Blood: The Last Vampire
Reviewed by Jason Henderson, Fri., Nov. 9, 2001
Blood: The Last Vampire
D: Hiroyuki Kitakubo.A few years ago Production IG Studios released Ghost in the Shell, a movie that gave us most of the breathtaking imagery that would be co-opted by the Wachowski brothers in The Matrix. But despite the jaw-dropping action sequences, at its heart lay the soul-searching of Major Kusanagi, its morose heroine. Now, IG returns with the first fully digital animated picture from Japan, Blood: The Last Vampire, which has already been released on DVD but is currently receiving a limited theatrical run throughout the U.S. Perfecting many of the moody techniques launched by Ghost in the Shell, Blood: The Last Vampire eschews the photo-realistic possibilities of movies like Toy Story and instead opts to stretch the possibilities of traditional anime.
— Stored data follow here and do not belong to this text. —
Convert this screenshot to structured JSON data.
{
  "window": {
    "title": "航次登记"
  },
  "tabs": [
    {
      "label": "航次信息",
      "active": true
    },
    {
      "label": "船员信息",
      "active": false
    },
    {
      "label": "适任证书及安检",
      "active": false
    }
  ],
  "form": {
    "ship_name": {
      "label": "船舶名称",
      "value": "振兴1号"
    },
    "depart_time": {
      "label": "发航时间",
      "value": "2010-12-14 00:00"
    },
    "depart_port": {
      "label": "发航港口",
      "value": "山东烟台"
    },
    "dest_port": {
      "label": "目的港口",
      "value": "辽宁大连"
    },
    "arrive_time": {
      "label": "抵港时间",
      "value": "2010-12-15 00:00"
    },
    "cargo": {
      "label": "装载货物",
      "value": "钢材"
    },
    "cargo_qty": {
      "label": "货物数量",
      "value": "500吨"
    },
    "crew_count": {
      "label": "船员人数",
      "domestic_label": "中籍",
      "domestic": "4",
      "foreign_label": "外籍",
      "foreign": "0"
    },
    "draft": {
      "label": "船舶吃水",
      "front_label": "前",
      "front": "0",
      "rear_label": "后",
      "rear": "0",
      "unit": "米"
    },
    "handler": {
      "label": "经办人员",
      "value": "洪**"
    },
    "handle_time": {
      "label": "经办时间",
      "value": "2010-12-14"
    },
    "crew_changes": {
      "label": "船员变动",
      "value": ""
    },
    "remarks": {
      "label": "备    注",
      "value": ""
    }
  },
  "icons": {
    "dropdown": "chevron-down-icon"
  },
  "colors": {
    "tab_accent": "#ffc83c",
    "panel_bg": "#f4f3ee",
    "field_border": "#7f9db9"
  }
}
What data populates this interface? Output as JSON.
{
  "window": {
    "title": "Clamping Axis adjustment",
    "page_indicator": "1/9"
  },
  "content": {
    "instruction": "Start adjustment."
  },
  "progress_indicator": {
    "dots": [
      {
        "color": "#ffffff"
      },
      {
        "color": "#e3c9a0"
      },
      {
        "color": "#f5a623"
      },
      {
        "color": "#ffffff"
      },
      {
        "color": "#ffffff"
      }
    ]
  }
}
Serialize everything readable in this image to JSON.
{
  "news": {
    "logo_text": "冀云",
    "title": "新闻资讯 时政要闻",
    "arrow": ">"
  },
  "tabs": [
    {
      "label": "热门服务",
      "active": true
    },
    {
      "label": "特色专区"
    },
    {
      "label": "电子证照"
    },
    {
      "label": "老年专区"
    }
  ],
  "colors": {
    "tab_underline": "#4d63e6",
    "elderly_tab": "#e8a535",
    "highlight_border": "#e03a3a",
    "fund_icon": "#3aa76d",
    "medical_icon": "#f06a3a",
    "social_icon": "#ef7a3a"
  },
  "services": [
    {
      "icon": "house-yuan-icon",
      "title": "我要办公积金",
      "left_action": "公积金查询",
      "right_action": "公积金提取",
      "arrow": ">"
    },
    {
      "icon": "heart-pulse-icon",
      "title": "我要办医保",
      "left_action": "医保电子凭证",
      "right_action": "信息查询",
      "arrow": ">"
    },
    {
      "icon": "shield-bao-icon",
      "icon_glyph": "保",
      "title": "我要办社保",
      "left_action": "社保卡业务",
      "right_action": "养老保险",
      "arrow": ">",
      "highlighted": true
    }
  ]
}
Blood's effectiveness lies in the fact that its characters and world look like hand-painted 2D animation, except that they can't possibly be -- the lighting is too good. Digital übermensch James Cameron has called this work, which even at its strangely less-than-one-hour length won the Best Theatrical Feature Film award at the 2001 World Animation Celebration, "the standard of top quality digital animation." At the film's core is a character who comes off like a cross between TV's Buffy the Vampire Slayer and Ogami, the royal executioner from the famous Japanese "Lone Wolf and Cub" series. Like Buffy, Saya is adorable in pigtails and schoolgirl getup, but she's a stone-cold killer. Of no apparent age or nationality, the sardonic Saya is sent by her American handlers to infiltrate an Army high school on a U.S. base in Japan. Nasty winged demons posing as high schoolers are making mincemeat of the locals, and it's left to the mysterious Saya and her athletic sword work to settle the base's problems without too much fuss. This is all absurd, but in anime, the absurd is just a springboard: Blood: The Last Vampire is never jokey, instead wrapping its tale in astonishingly luscious textures and atmosphere. The film conjures a riveting, watercolor-like reflection of reality, capturing whole atmospheres we're not used to seeing in animation, like the dusty high contrast of the sun shining through windows at dusk or the bluish haze of an afternoon after a rain. This is action looking better than it deserves, with a new heroine we most certainly don't.